Coard offers high praise for the city’s homicide investigators, whom he calls “the cream of the crop.” And he passionately condemns the anti-snitching mentality that resulted in these same officers solving fewer than 60 percent of black homicides last year, and which, he admits, frequently afflicts witnesses on the stand in the homicide cases he handles. “These people who wear these dumb-ass, fucked-up t-shirts saying ‘No snitchin’,’” Coard says, “they don’t even know what snitching means. … We in the black community need to fight crime harder than other people, because we’re victims of it more than anyone else.”

Yet he empathizes with African-Americans’ reticence, since police in black neighborhoods have often behaved like “occupying army officers. … And then we see what they did in the ’60s to the civil rights activists, we’re like, hey, fuck them, they’re not our friends.” And as a defense attorney, Coard, of course, exploits the anti-snitching mentality, as in the Troy Headen case.

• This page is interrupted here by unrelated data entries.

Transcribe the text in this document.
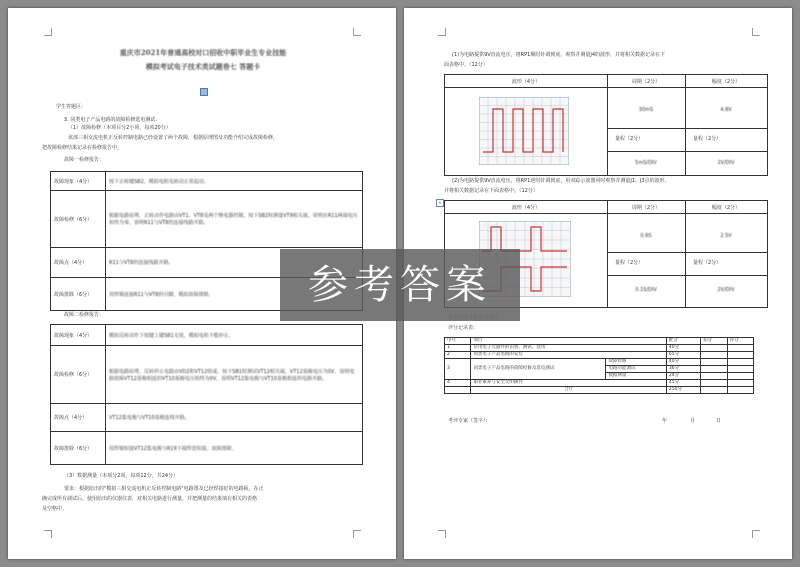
重庆市2021年普通高校对口招收中职毕业生专业技能
模拟考试电子技术类试题卷七 答题卡
学生答题区：
3. 同类电子产品电路的故障检修选电测试.
（1）故障检修（本项目分2小项，每项20分）
该部三相交流电机正反转控制电路已经设置了两个故障，根据原理图及功能介绍完成故障检修，
把故障检修结果记录在检修报告中。
故障一检修报告：
故障现象（4分）	按下正转键SB2，模拟电机电转动正常起动。
故障检修（6分）	根据电路原理，正转动作电路由VT1、VT8及两个继电器控制。按下SB2时测量VT9相关端，说明在R11两端电压始终为零，说明R11与VT8的连接线路开路。
故障点（4分）	R11与VT8的连接线路开路。
故障排除（6分）	用焊锡连接R11与VT8的引脚，模拟故障排除。
故障二检修报告：
故障现象（4分）	模拟反转动作下按键上键SB1无效，模拟电机不能停止。
故障检修（6分）	根据电路原理，反转停止电路由VD2和VT12组成。按下SB1时测试VT12相关端，VT12基极电压为0V，说明电路故障VT12基极相连的VT10基极电压始终为0V，说明VT12集电极与VT10基极相连的电路开路。
故障点（4分）	VT12集电极与VT10基极连线开路。
故障排除（6分）	用焊锡短接VT12集电极与R19下端焊盘短接，故障排除。
（3）数据测量（本项分2项，每项12分，共24分）
要求：根据给出的"模拟三相交流电机正反转控制电路"电路图及已经焊接好的电路板，在正
确完成所有调试后，使用给出的仪器仪表，对相关电路进行测量，并把测量的结果填在相关的表格
及空格中。
(1)为电路提供9V直流电压，将RP1顺时针调到底，观察并测量J4的波形，并将相关数据记录在下
面表格中。（12分）
波形（4分）	周期（2分）	幅度（2分）
30mS	4.8V
量程（2分）	量程（2分）
5mS/DIV	2V/DIV
(2)为电路提供9V直流电压，将RP1逆时针调到底，用双踪示波器同时观察并测量J1、J3点的波形，
并将相关数据记录在下面表格中。（12分）
+
波形（4分）	周期（2分）	幅度（2分）
0.6S	2.5V
量程（2分）	量程（2分）
0.1S/DIV	2V/DIV
评分记录表：
序号	项目		配分	扣分	得分
1	常用电子元器件的识别、测试、选用		40分		
2	同类电子产品电路的安装		65分		
3	同类电子产品电路的故障检修及选电测试	故障检修	40分		
		电路功能调试	36分		
		数据测量	24分		
4	职业素养与安全文明操作		45分		
	合计		250分		
考评专家（签字）：	年	月	日
参考答案
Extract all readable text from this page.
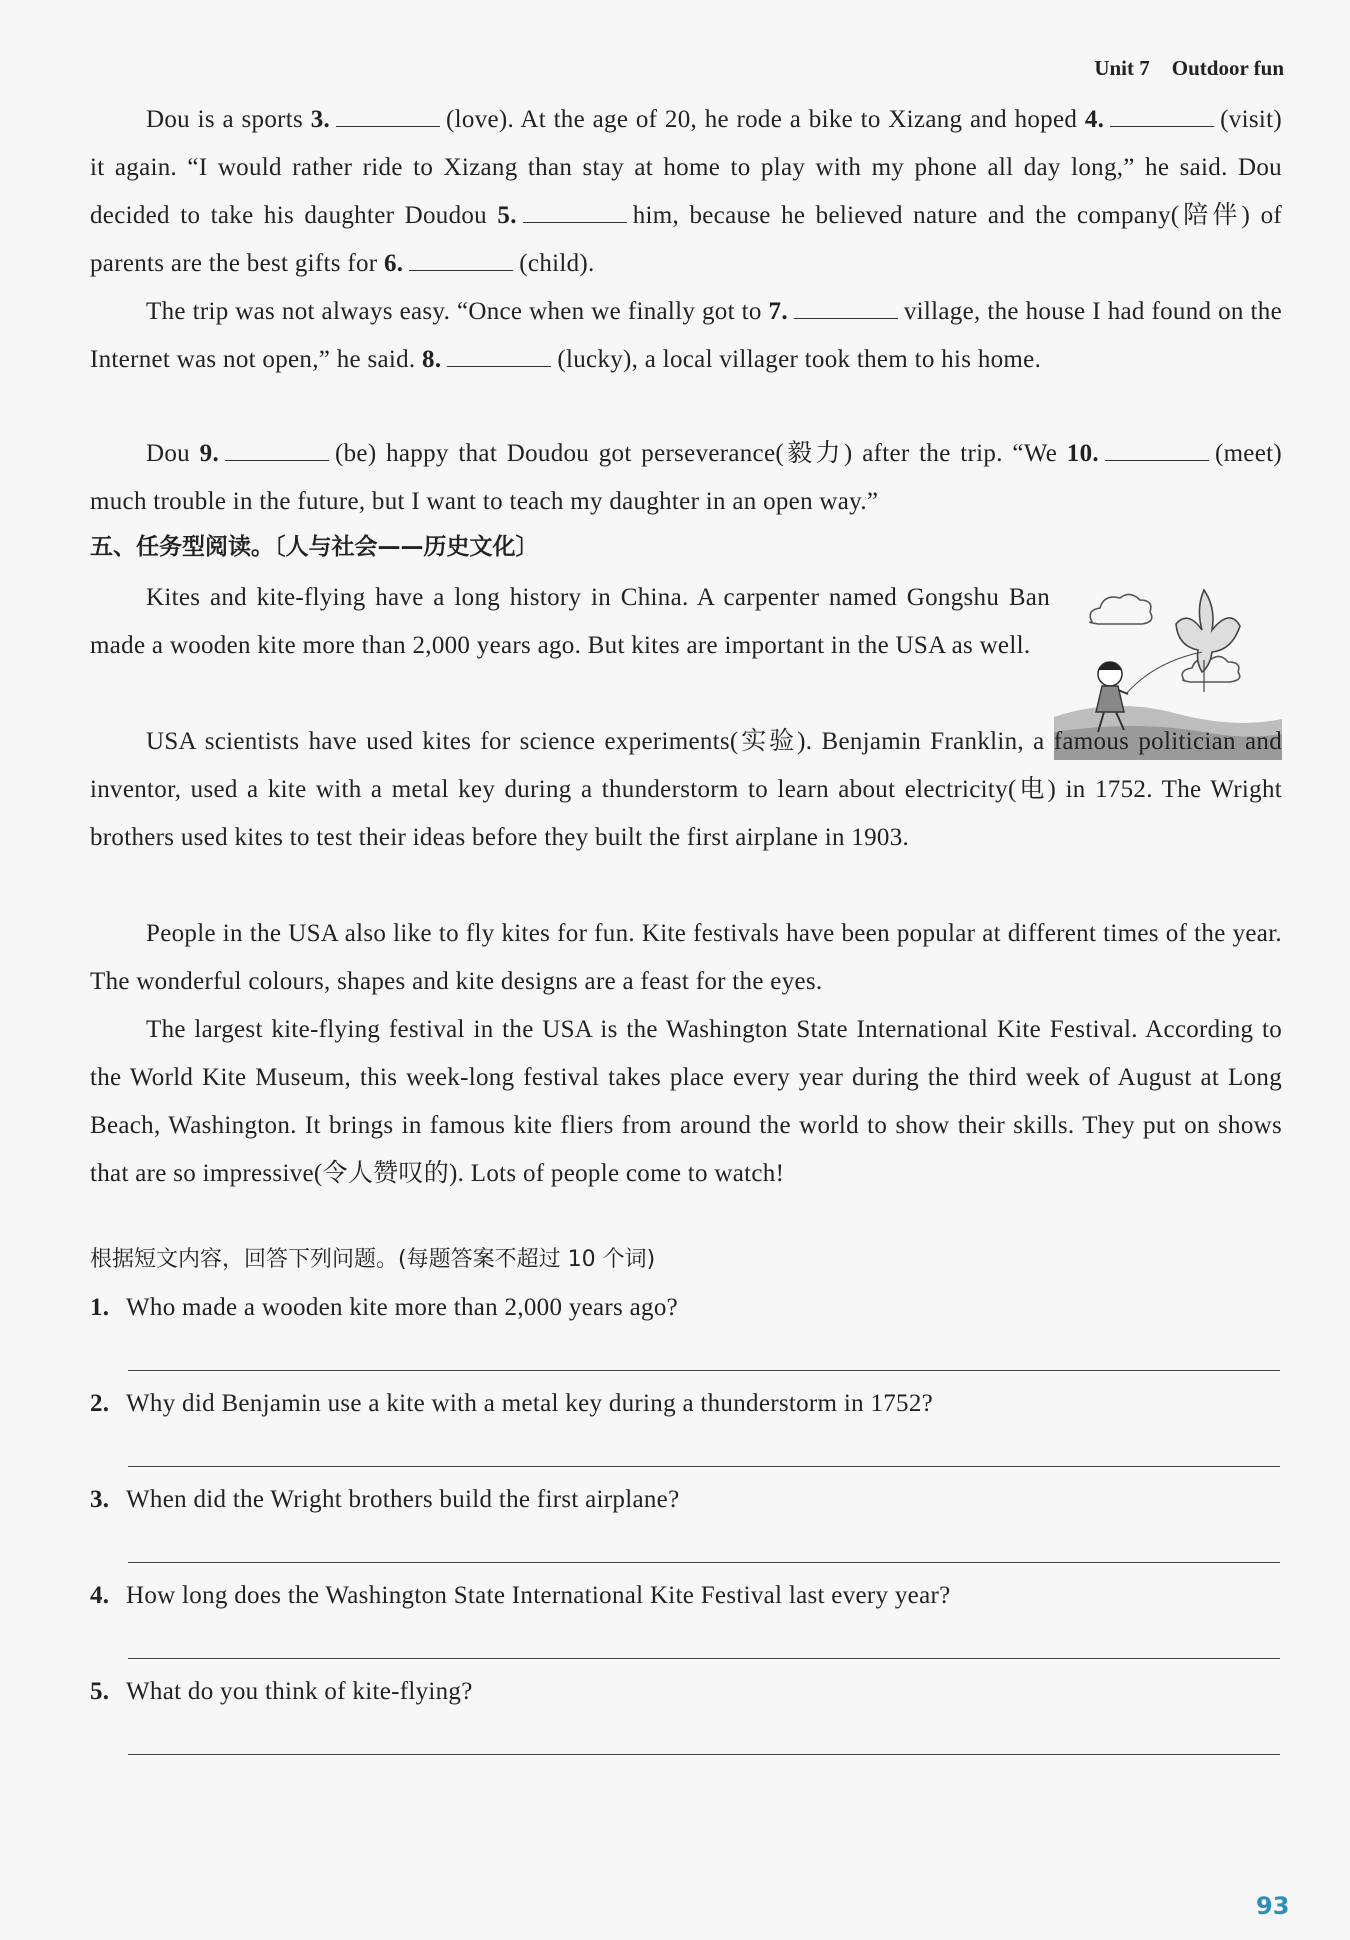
Unit 7 Outdoor fun

Dou is a sports 3.	(love). At the age of 20, he rode a bike to Xizang and hoped 4.	(visit) it again. “I would rather ride to Xizang than stay at home to play with my phone all day long,” he said. Dou decided to take his daughter Doudou 5.	him, because he believed nature and the company(陪伴) of parents are the best gifts for 6.	(child).

The trip was not always easy. “Once when we finally got to 7.	village, the house I had found on the Internet was not open,” he said. 8.	(lucky), a local villager took them to his home.

Dou 9.	(be) happy that Doudou got perseverance(毅力) after the trip. “We 10.	(meet) much trouble in the future, but I want to teach my daughter in an open way.”

五、任务型阅读。〔人与社会——历史文化〕

Kites and kite-flying have a long history in China. A carpenter named Gongshu Ban made a wooden kite more than 2,000 years ago. But kites are important in the USA as well.

USA scientists have used kites for science experiments(实验). Benjamin Franklin, a famous politician and inventor, used a kite with a metal key during a thunderstorm to learn about electricity(电) in 1752. The Wright brothers used kites to test their ideas before they built the first airplane in 1903.

People in the USA also like to fly kites for fun. Kite festivals have been popular at different times of the year. The wonderful colours, shapes and kite designs are a feast for the eyes.

The largest kite-flying festival in the USA is the Washington State International Kite Festival. According to the World Kite Museum, this week-long festival takes place every year during the third week of August at Long Beach, Washington. It brings in famous kite fliers from around the world to show their skills. They put on shows that are so impressive(令人赞叹的). Lots of people come to watch!

根据短文内容，回答下列问题。(每题答案不超过 10 个词)
1. Who made a wooden kite more than 2,000 years ago?
2. Why did Benjamin use a kite with a metal key during a thunderstorm in 1752?
3. When did the Wright brothers build the first airplane?
4. How long does the Washington State International Kite Festival last every year?
5. What do you think of kite-flying?
93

But he says he wants criminals off the streets even more than most prosecutors, because those criminals are “coming back to my neighborhood, not their neighborhood” (though Coard now lives in Center City). In his next breath, Coard betrays a serious distrust of the authorities, saying the greater, more menacing threat is “the awesome powers” of a government that can literally take everything from a defendant, even his life, “with a 7,000-member army that we call the Philadelphia police department” behind it. And it is this view of the criminal justice system — more, even, than his covenant as a lawyer that every defendant deserves a defense — that Coard leans on to do what he does in court.

“When I go in as a defense attorney,” Coard says, “I’m not focusing on my client, who might be this horrible murderer, this horrible rapist, this horrible robber. I’m making sure that the greater threat is addressed, and that greater threat is the prosecution.”

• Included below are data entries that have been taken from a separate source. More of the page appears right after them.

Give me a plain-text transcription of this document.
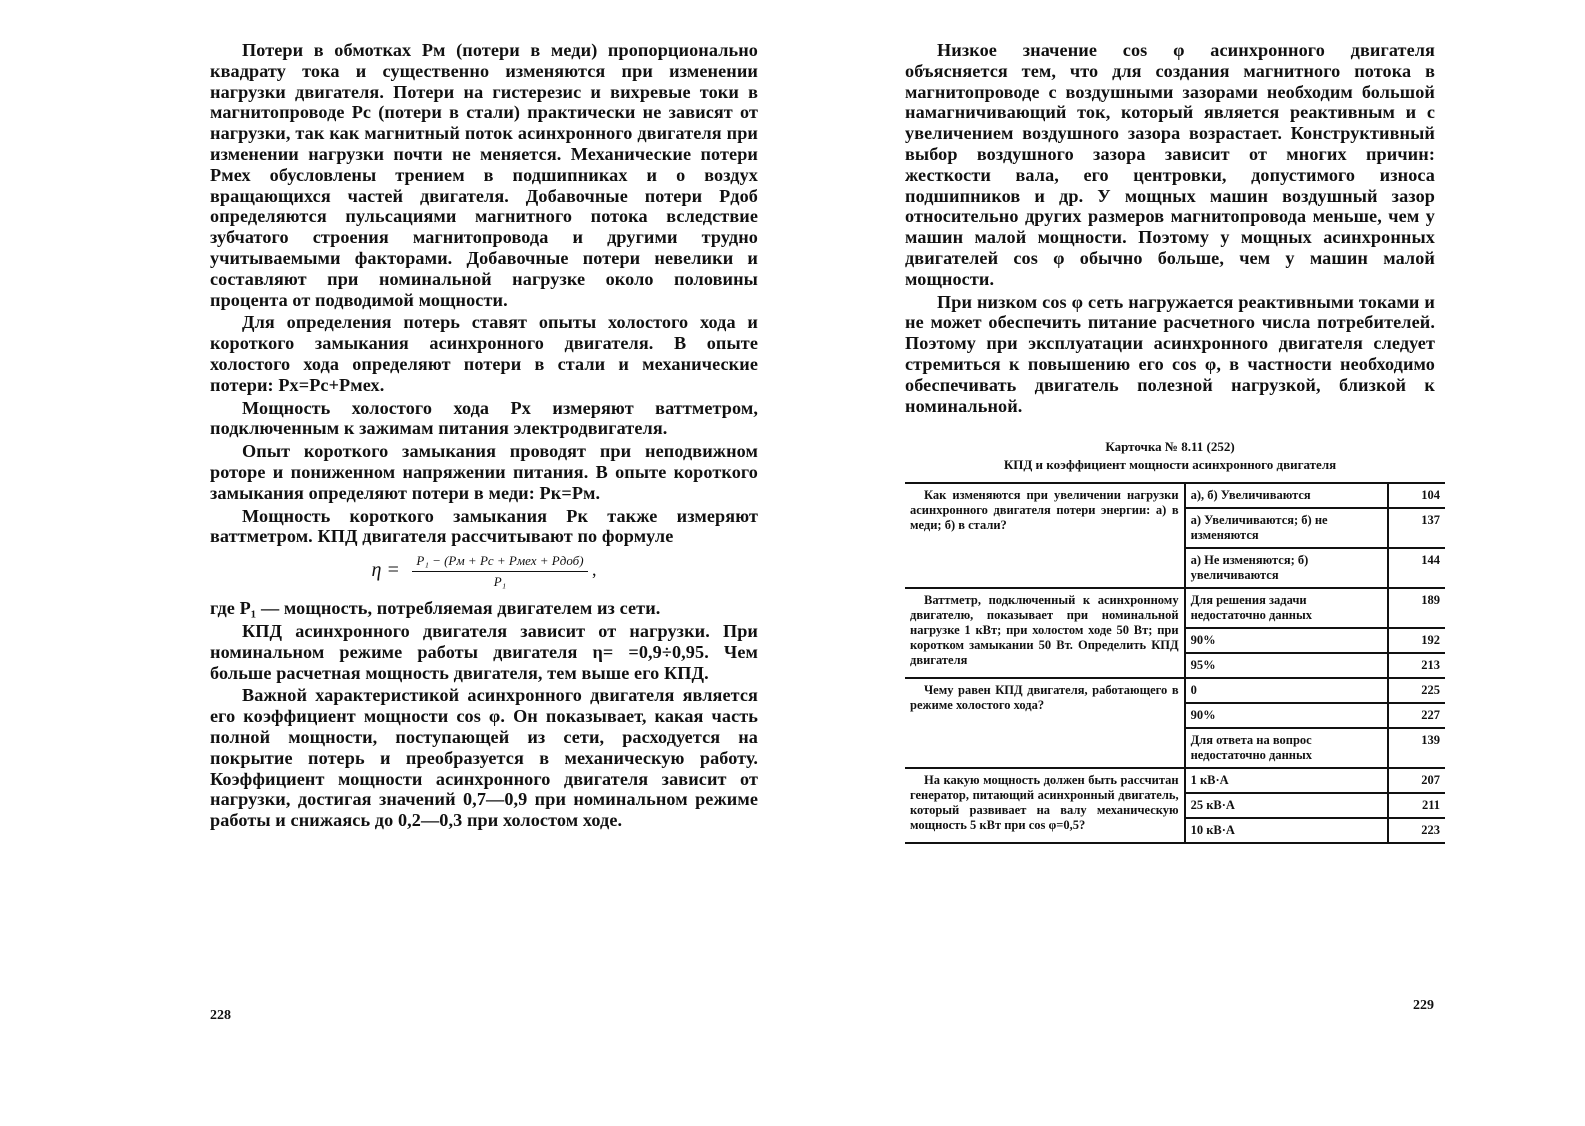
Потери в обмотках Pм (потери в меди) пропорционально квадрату тока и существенно изменяются при изменении нагрузки двигателя. Потери на гистерезис и вихревые токи в магнитопроводе Pс (потери в стали) практически не зависят от нагрузки, так как магнитный поток асинхронного двигателя при изменении нагрузки почти не меняется. Механические потери Pмех обусловлены трением в подшипниках и о воздух вращающихся частей двигателя. Добавочные потери Pдоб определяются пульсациями магнитного потока вследствие зубчатого строения магнитопровода и другими трудно учитываемыми факторами. Добавочные потери невелики и составляют при номинальной нагрузке около половины процента от подводимой мощности.

Для определения потерь ставят опыты холостого хода и короткого замыкания асинхронного двигателя. В опыте холостого хода определяют потери в стали и механические потери: Pх=Pс+Pмех.

Мощность холостого хода Pх измеряют ваттметром, подключенным к зажимам питания электродвигателя.

Опыт короткого замыкания проводят при неподвижном роторе и пониженном напряжении питания. В опыте короткого замыкания определяют потери в меди: Pк=Pм.

Мощность короткого замыкания Pк также измеряют ваттметром. КПД двигателя рассчитывают по формуле

$\eta = \frac{\text{P₁ − (Pм + Pс + Pмех + Pдоб)}}{\text{P₁}}$ ,

где P₁ — мощность, потребляемая двигателем из сети.

КПД асинхронного двигателя зависит от нагрузки. При номинальном режиме работы двигателя η= =0,9÷0,95. Чем больше расчетная мощность двигателя, тем выше его КПД.

Важной характеристикой асинхронного двигателя является его коэффициент мощности cos φ. Он показывает, какая часть полной мощности, поступающей из сети, расходуется на покрытие потерь и преобразуется в механическую работу. Коэффициент мощности асинхронного двигателя зависит от нагрузки, достигая значений 0,7—0,9 при номинальном режиме работы и снижаясь до 0,2—0,3 при холостом ходе.

228

Низкое значение cos φ асинхронного двигателя объясняется тем, что для создания магнитного потока в магнитопроводе с воздушными зазорами необходим большой намагничивающий ток, который является реактивным и с увеличением воздушного зазора возрастает. Конструктивный выбор воздушного зазора зависит от многих причин: жесткости вала, его центровки, допустимого износа подшипников и др. У мощных машин воздушный зазор относительно других размеров магнитопровода меньше, чем у машин малой мощности. Поэтому у мощных асинхронных двигателей cos φ обычно больше, чем у машин малой мощности.

При низком cos φ сеть нагружается реактивными токами и не может обеспечить питание расчетного числа потребителей. Поэтому при эксплуатации асинхронного двигателя следует стремиться к повышению его cos φ, в частности необходимо обеспечивать двигатель полезной нагрузкой, близкой к номинальной.

Карточка № 8.11 (252)
КПД и коэффициент мощности асинхронного двигателя
Как изменяются при увеличении нагрузки асинхронного двигателя потери энергии: а) в меди; б) в стали?	а), б) Увеличиваются	104
	а) Увеличиваются; б) не изменяются	137
	а) Не изменяются; б) увеличиваются	144
Ваттметр, подключенный к асинхронному двигателю, показывает при номинальной нагрузке 1 кВт; при холостом ходе 50 Вт; при коротком замыкании 50 Вт. Определить КПД двигателя	Для решения задачи недостаточно данных	189
	90%	192
	95%	213
Чему равен КПД двигателя, работающего в режиме холостого хода?	0	225
	90%	227
	Для ответа на вопрос недостаточно данных	139
На какую мощность должен быть рассчитан генератор, питающий асинхронный двигатель, который развивает на валу механическую мощность 5 кВт при cos φ=0,5?	1 кВ·А	207
	25 кВ·А	211
	10 кВ·А	223
229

Which brings us to this: What about cases in which he himself has no doubt about his client’s guilt, cases in which he believes the government has conducted a thorough and fair investigation and has offered solid evidence of his client’s culpability? In those circumstances, for the sake of justice and law and order, is he comfortable seeing his client found guilty after a fair trial?

“That’s a great question,” Coard says, chuckling, “and the answer is no. I always want to win. I always want my client to be found not guilty.”